You're talking about having dc without the protections that marriage gives women and children.
Are you financially secure enough you can support yourself and a child regardless of what happens with you and him? And I don't just mean separation but in the event he becomes incapacitated or dies?
The fact is here in the Uk marriage is still the best way for women who are the ones most disadvantaged by child bearing and rearing, to be protected financially and legally in the event of such changes in circumstances.
You don't need to have a big fancy showy wedding, you can nip down the registry office in jeans and grab 2 strangers off the street as witnesses if you want, no muss no fuss.
I think people who dismiss it as old-fashioned are missing the point at their peril.
Totally agree
So so many threads on here women who lived with and had dc with men, sacrificed their career progression and financial security to have and raise the dc and support the men in their careers...then when they split realise they're screwed and can barely get th men to pay cm
Or (agree more rarely) women who's partners became critically ill/disabled or died and the family are now in dire straits due to it being much more difficult to get financial support for the family as the parents weren't legally married.

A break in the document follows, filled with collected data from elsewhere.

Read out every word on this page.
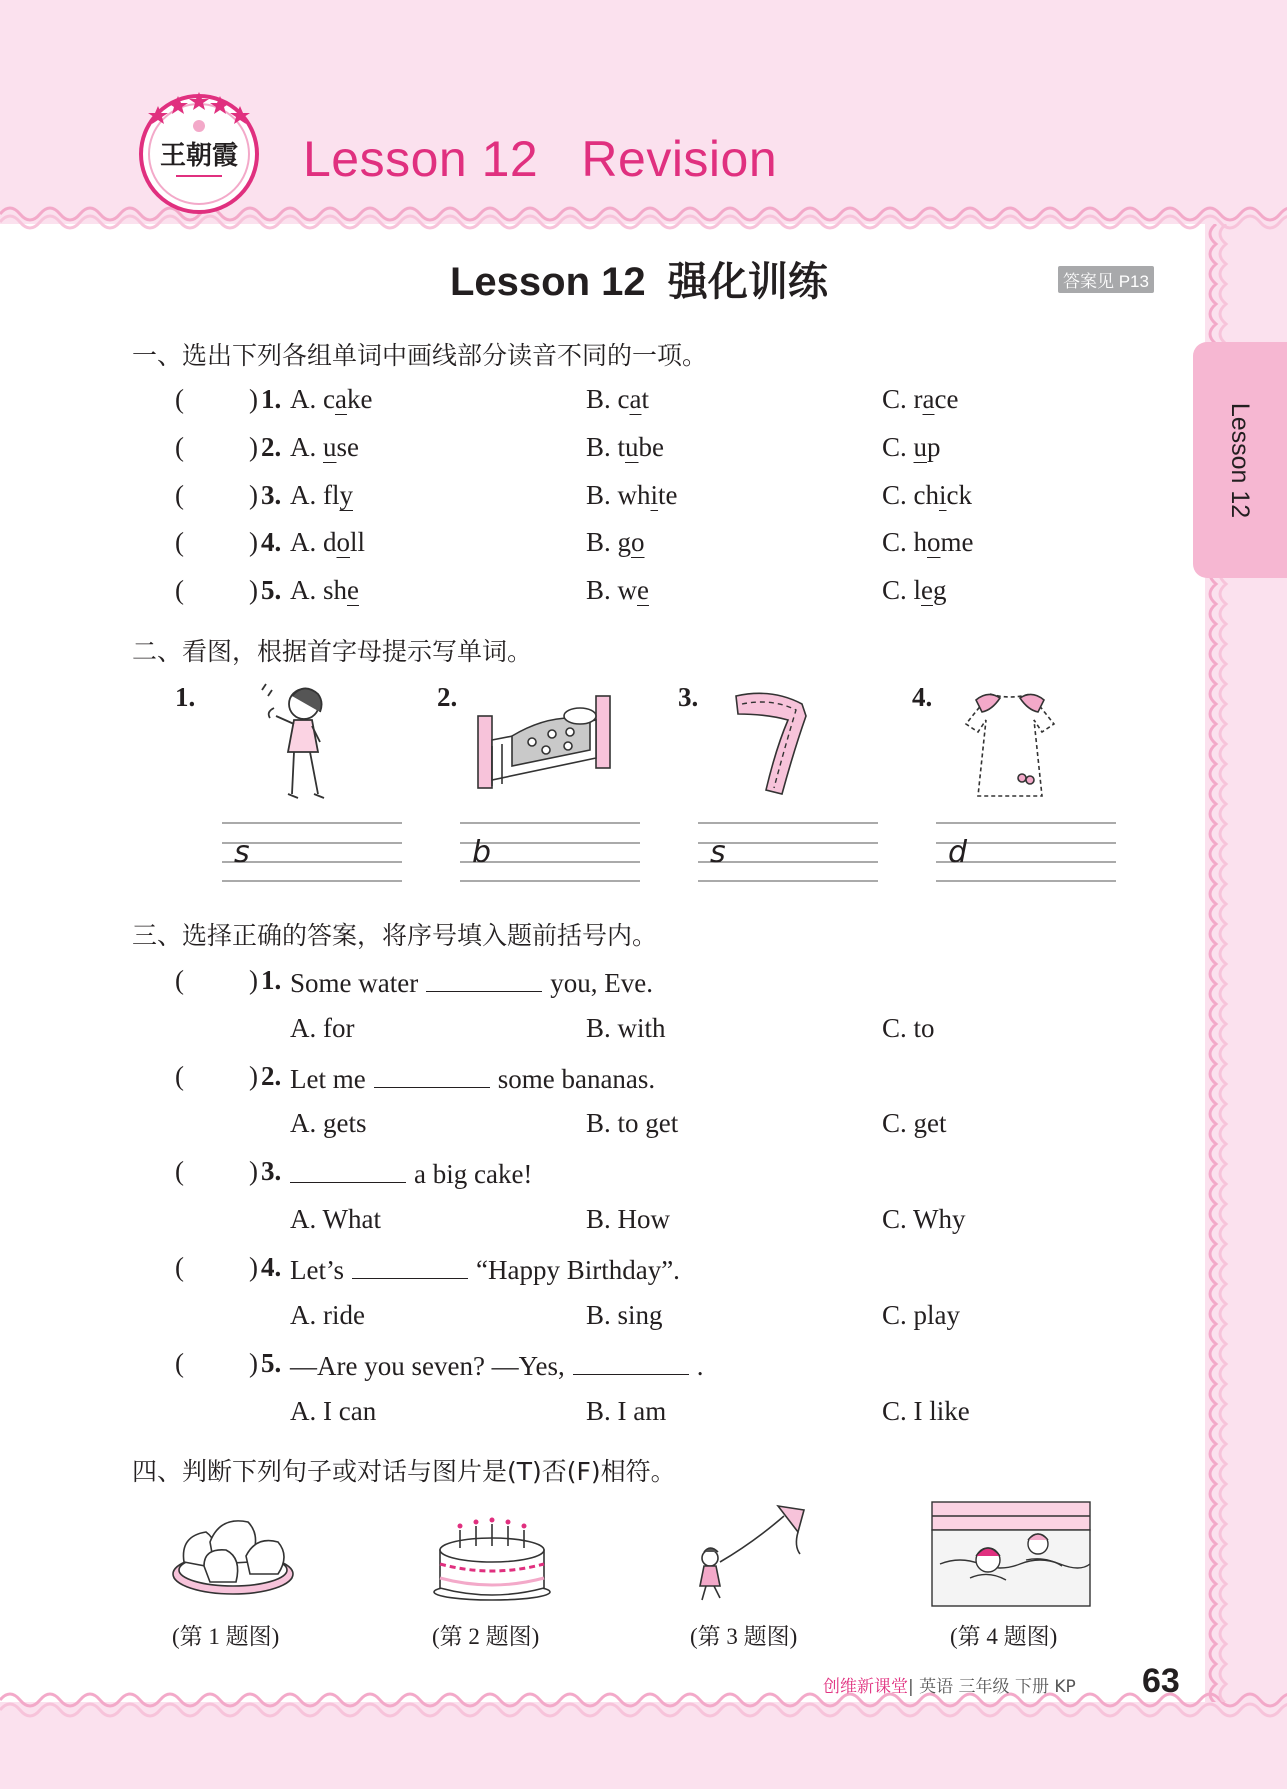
王朝霞 Lesson 12   Revision
Lesson 12
Lesson 12  强化训练	答案见 P13
一、选出下列各组单词中画线部分读音不同的一项。
( ) 1. A. cake	B. cat	C. race
( ) 2. A. use	B. tube	C. up
( ) 3. A. fly	B. white	C. chick
( ) 4. A. doll	B. go	C. home
( ) 5. A. she	B. we	C. leg
二、看图，根据首字母提示写单词。
1.	2.	3.	4.
s	b	s	d
三、选择正确的答案，将序号填入题前括号内。
( ) 1. Some water	you, Eve.
A. for	B. with	C. to
( ) 2. Let me	some bananas.
A. gets	B. to get	C. get
( ) 3.	a big cake!
A. What	B. How	C. Why
( ) 4. Let’s	“Happy Birthday”.
A. ride	B. sing	C. play
( ) 5. —Are you seven? —Yes,	.
A. I can	B. I am	C. I like
四、判断下列句子或对话与图片是(T)否(F)相符。
(第 1 题图)	(第 2 题图)	(第 3 题图)	(第 4 题图)
创维新课堂| 英语 三年级 下册 KP 63
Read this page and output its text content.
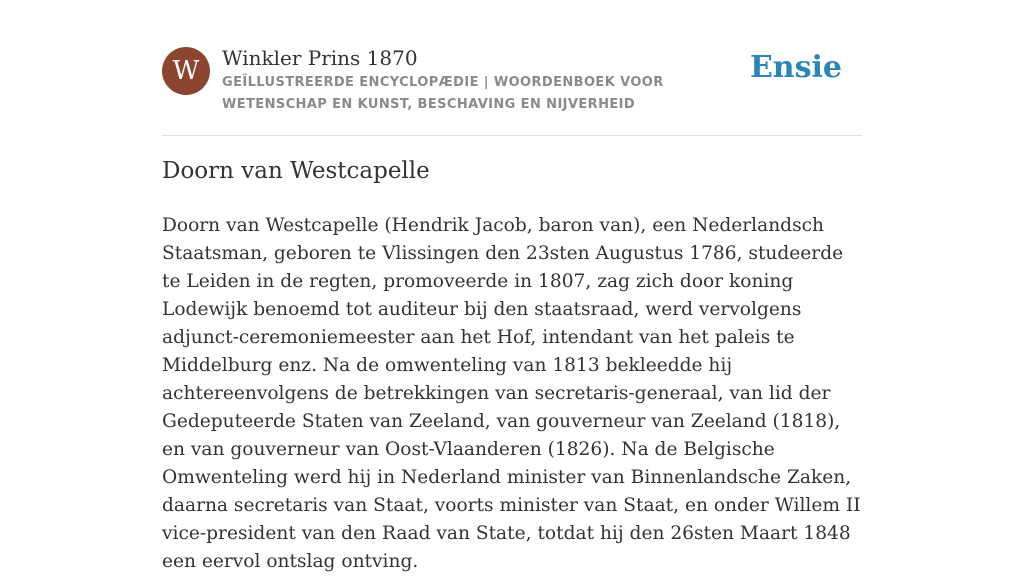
W Winkler Prins 1870
GEÏLLUSTREERDE ENCYCLOPÆDIE | WOORDENBOEK VOOR WETENSCHAP EN KUNST, BESCHAVING EN NIJVERHEID
Ensie
Doorn van Westcapelle

Doorn van Westcapelle (Hendrik Jacob, baron van), een Nederlandsch Staatsman, geboren te Vlissingen den 23sten Augustus 1786, studeerde te Leiden in de regten, promoveerde in 1807, zag zich door koning Lodewijk benoemd tot auditeur bij den staatsraad, werd vervolgens adjunct-ceremoniemeester aan het Hof, intendant van het paleis te Middelburg enz. Na de omwenteling van 1813 bekleedde hij achtereenvolgens de betrekkingen van secretaris-generaal, van lid der Gedeputeerde Staten van Zeeland, van gouverneur van Zeeland (1818), en van gouverneur van Oost-Vlaanderen (1826). Na de Belgische Omwenteling werd hij in Nederland minister van Binnenlandsche Zaken, daarna secretaris van Staat, voorts minister van Staat, en onder Willem II vice-president van den Raad van State, totdat hij den 26sten Maart 1848 een eervol ontslag ontving.
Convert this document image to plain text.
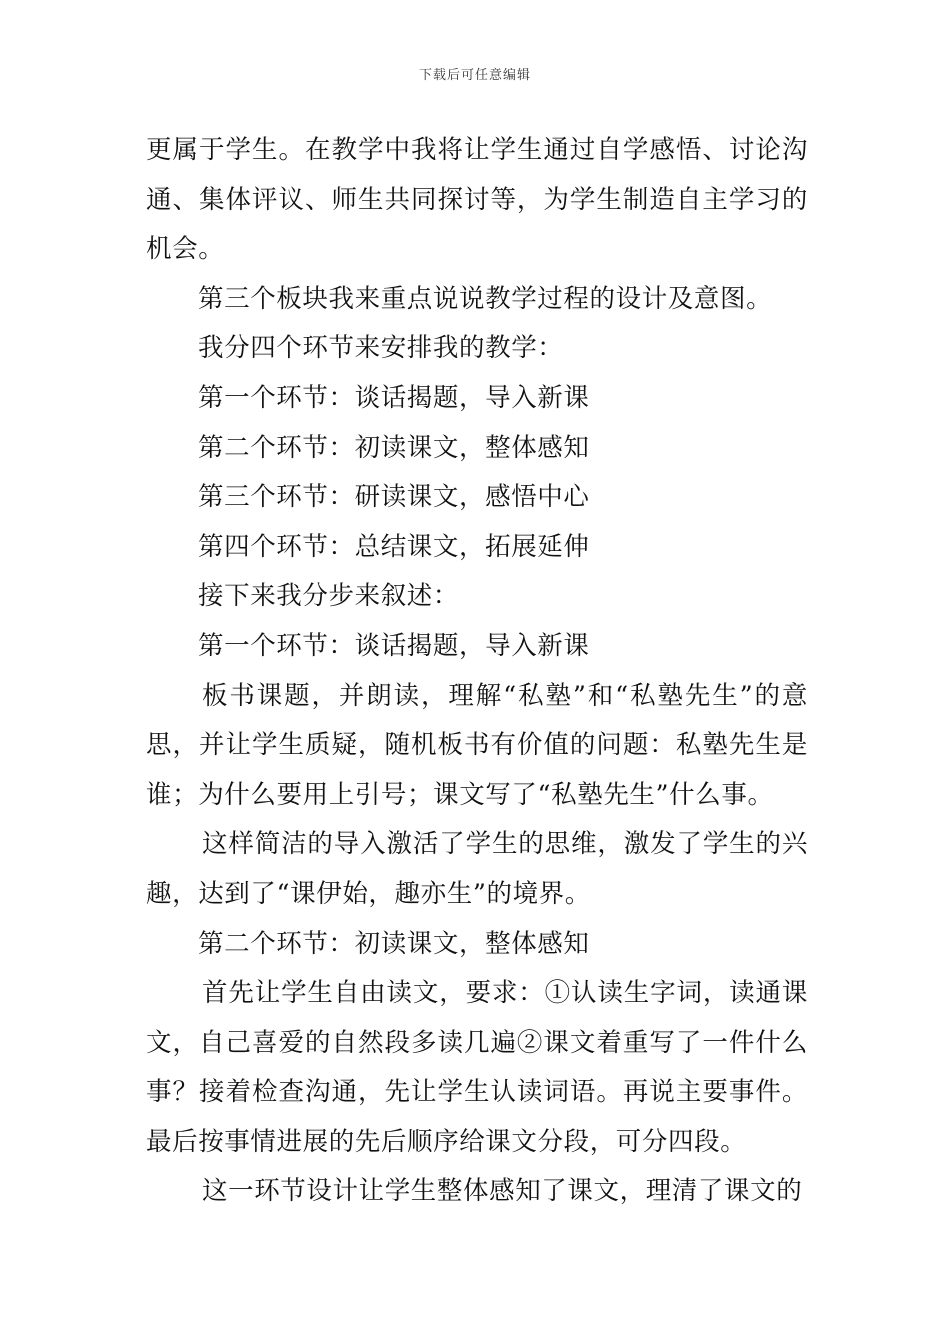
下载后可任意编辑

更属于学生。在教学中我将让学生通过自学感悟、讨论沟通、集体评议、师生共同探讨等，为学生制造自主学习的机会。

第三个板块我来重点说说教学过程的设计及意图。

我分四个环节来安排我的教学：

第一个环节：谈话揭题，导入新课

第二个环节：初读课文，整体感知

第三个环节：研读课文，感悟中心

第四个环节：总结课文，拓展延伸

接下来我分步来叙述：

第一个环节：谈话揭题，导入新课

板书课题，并朗读，理解“私塾”和“私塾先生”的意思，并让学生质疑，随机板书有价值的问题：私塾先生是谁；为什么要用上引号；课文写了“私塾先生”什么事。

这样简洁的导入激活了学生的思维，激发了学生的兴趣，达到了“课伊始，趣亦生”的境界。

第二个环节：初读课文，整体感知

首先让学生自由读文，要求：①认读生字词，读通课文，自己喜爱的自然段多读几遍②课文着重写了一件什么事？接着检查沟通，先让学生认读词语。再说主要事件。最后按事情进展的先后顺序给课文分段，可分四段。

这一环节设计让学生整体感知了课文，理清了课文的
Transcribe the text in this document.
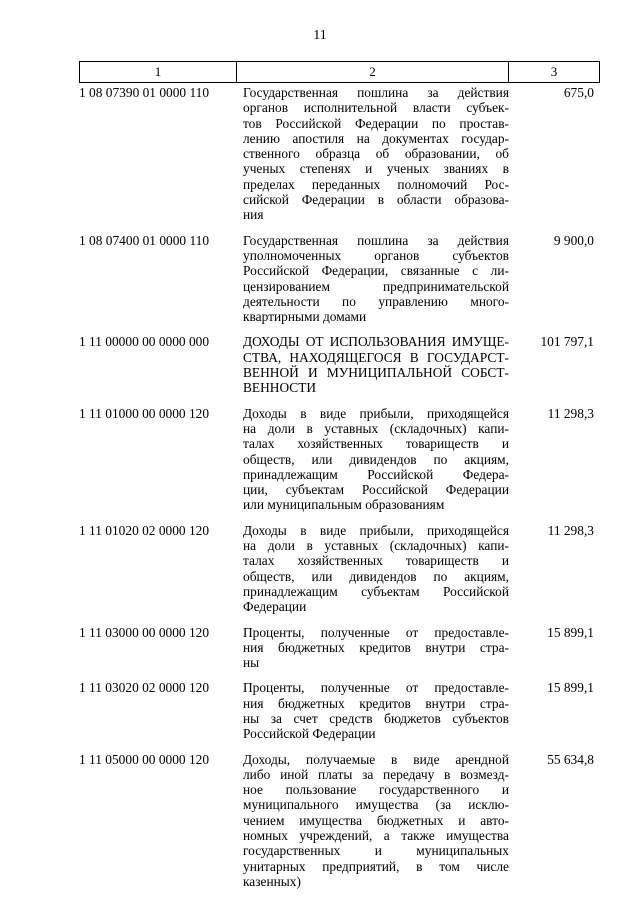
11
1	2	3
1 08 07390 01 0000 110	Государственная пошлина за действия
органов исполнительной власти субъек-
тов Российской Федерации по простав-
лению апостиля на документах государ-
ственного образца об образовании, об
ученых степенях и ученых званиях в
пределах переданных полномочий Рос-
сийской Федерации в области образова-
ния
675,0
1 08 07400 01 0000 110	Государственная пошлина за действия
уполномоченных органов субъектов
Российской Федерации, связанные с ли-
цензированием предпринимательской
деятельности по управлению много-
квартирными домами
9 900,0
1 11 00000 00 0000 000	ДОХОДЫ ОТ ИСПОЛЬЗОВАНИЯ ИМУЩЕ-
СТВА, НАХОДЯЩЕГОСЯ В ГОСУДАРСТ-
ВЕННОЙ И МУНИЦИПАЛЬНОЙ СОБСТ-
ВЕННОСТИ
101 797,1
1 11 01000 00 0000 120	Доходы в виде прибыли, приходящейся
на доли в уставных (складочных) капи-
талах хозяйственных товариществ и
обществ, или дивидендов по акциям,
принадлежащим Российской Федера-
ции, субъектам Российской Федерации
или муниципальным образованиям
11 298,3
1 11 01020 02 0000 120	Доходы в виде прибыли, приходящейся
на доли в уставных (складочных) капи-
талах хозяйственных товариществ и
обществ, или дивидендов по акциям,
принадлежащим субъектам Российской
Федерации
11 298,3
1 11 03000 00 0000 120	Проценты, полученные от предоставле-
ния бюджетных кредитов внутри стра-
ны
15 899,1
1 11 03020 02 0000 120	Проценты, полученные от предоставле-
ния бюджетных кредитов внутри стра-
ны за счет средств бюджетов субъектов
Российской Федерации
15 899,1
1 11 05000 00 0000 120	Доходы, получаемые в виде арендной
либо иной платы за передачу в возмезд-
ное пользование государственного и
муниципального имущества (за исклю-
чением имущества бюджетных и авто-
номных учреждений, а также имущества
государственных и муниципальных
унитарных предприятий, в том числе
казенных)
55 634,8
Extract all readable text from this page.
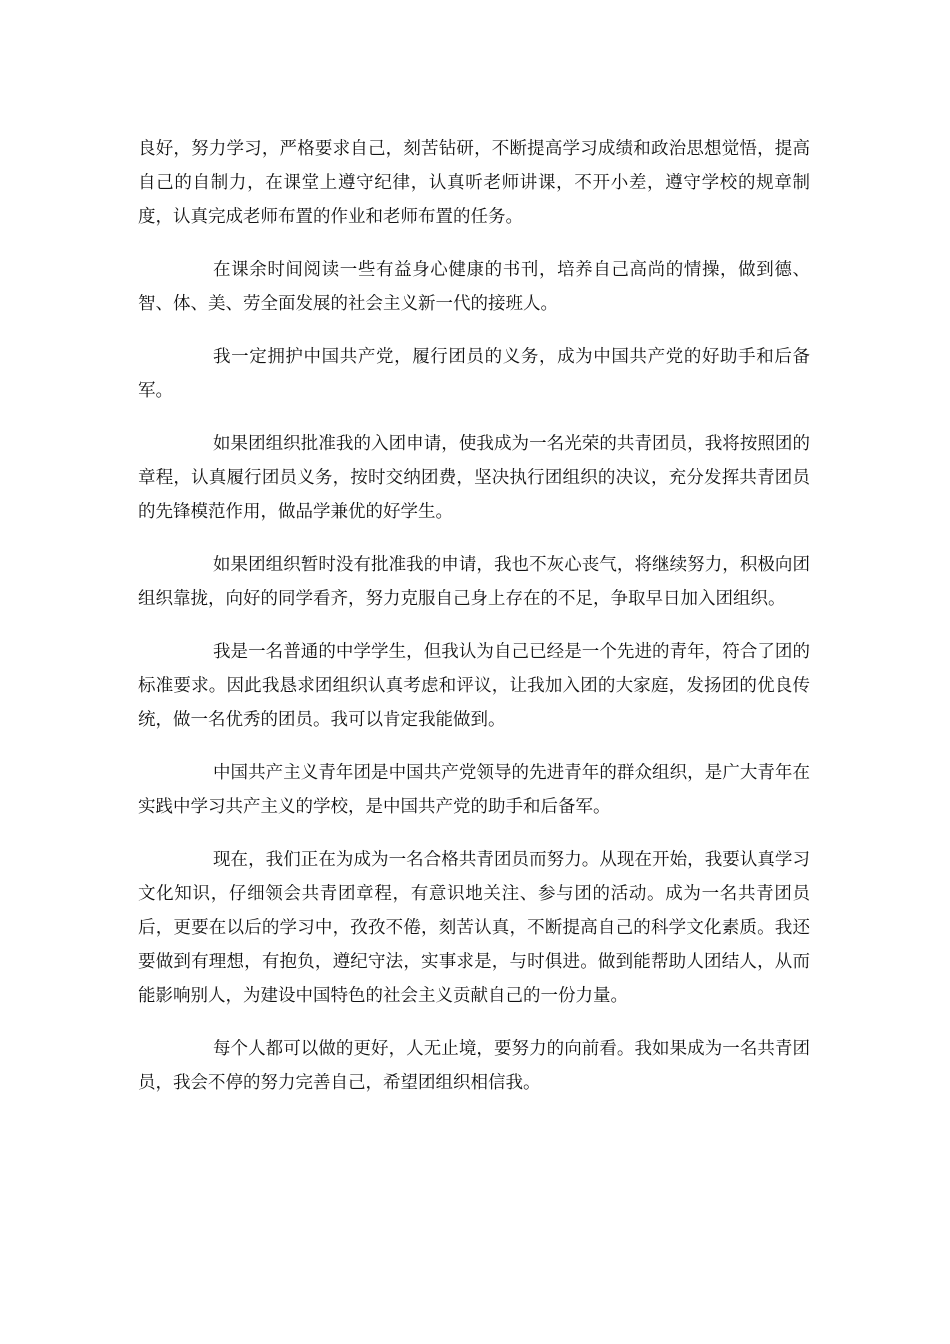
良好，努力学习，严格要求自己，刻苦钻研，不断提高学习成绩和政治思想觉悟，提高自己的自制力，在课堂上遵守纪律，认真听老师讲课，不开小差，遵守学校的规章制度，认真完成老师布置的作业和老师布置的任务。

在课余时间阅读一些有益身心健康的书刊，培养自己高尚的情操，做到德、智、体、美、劳全面发展的社会主义新一代的接班人。

我一定拥护中国共产党，履行团员的义务，成为中国共产党的好助手和后备军。

如果团组织批准我的入团申请，使我成为一名光荣的共青团员，我将按照团的章程，认真履行团员义务，按时交纳团费，坚决执行团组织的决议，充分发挥共青团员的先锋模范作用，做品学兼优的好学生。

如果团组织暂时没有批准我的申请，我也不灰心丧气，将继续努力，积极向团组织靠拢，向好的同学看齐，努力克服自己身上存在的不足，争取早日加入团组织。

我是一名普通的中学学生，但我认为自己已经是一个先进的青年，符合了团的标准要求。因此我恳求团组织认真考虑和评议，让我加入团的大家庭，发扬团的优良传统，做一名优秀的团员。我可以肯定我能做到。

中国共产主义青年团是中国共产党领导的先进青年的群众组织，是广大青年在实践中学习共产主义的学校，是中国共产党的助手和后备军。

现在，我们正在为成为一名合格共青团员而努力。从现在开始，我要认真学习文化知识，仔细领会共青团章程，有意识地关注、参与团的活动。成为一名共青团员后，更要在以后的学习中，孜孜不倦，刻苦认真，不断提高自己的科学文化素质。我还要做到有理想，有抱负，遵纪守法，实事求是，与时俱进。做到能帮助人团结人，从而能影响别人，为建设中国特色的社会主义贡献自己的一份力量。

每个人都可以做的更好，人无止境，要努力的向前看。我如果成为一名共青团员，我会不停的努力完善自己，希望团组织相信我。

@TeddyBeans So sorry for what you and your child are going through that sounds tough
I don't think either party is "wrong" here it's just my experience that men who won't commit are generally signalling that the person they won't commit to within a certain time frame, they don't consider their permanent life partner.
I'm a lot older than you op at 48, I have friends and family of all ages, backgrounds and outlooks on life and the 3 year thing (roughly) generally holds true.
The couples where the man (it's usually the man very rarely the woman as i find women tend to know fairly early on in a relationship if he's not for them - and act!) drags his heels, has to be talked around and persuaded into marriage/dc after several years in a relationship, these couples don't last. Or on the rare occasions they do (I've seen this most with the couples I know of my parents generation) they're miserable! As there's resentment and regret.
A man who really wants to be with you doesn't need to be talked round or persuaded or convinced to commit, he'll do it anyway.
That's why when such men get into subsequent relationships they often marry and have dc very quickly, they know this relationship is the right one for them.
The couples I know where the man has been happy and eager to commit within that first few years there really isn't all this angst or difficulty.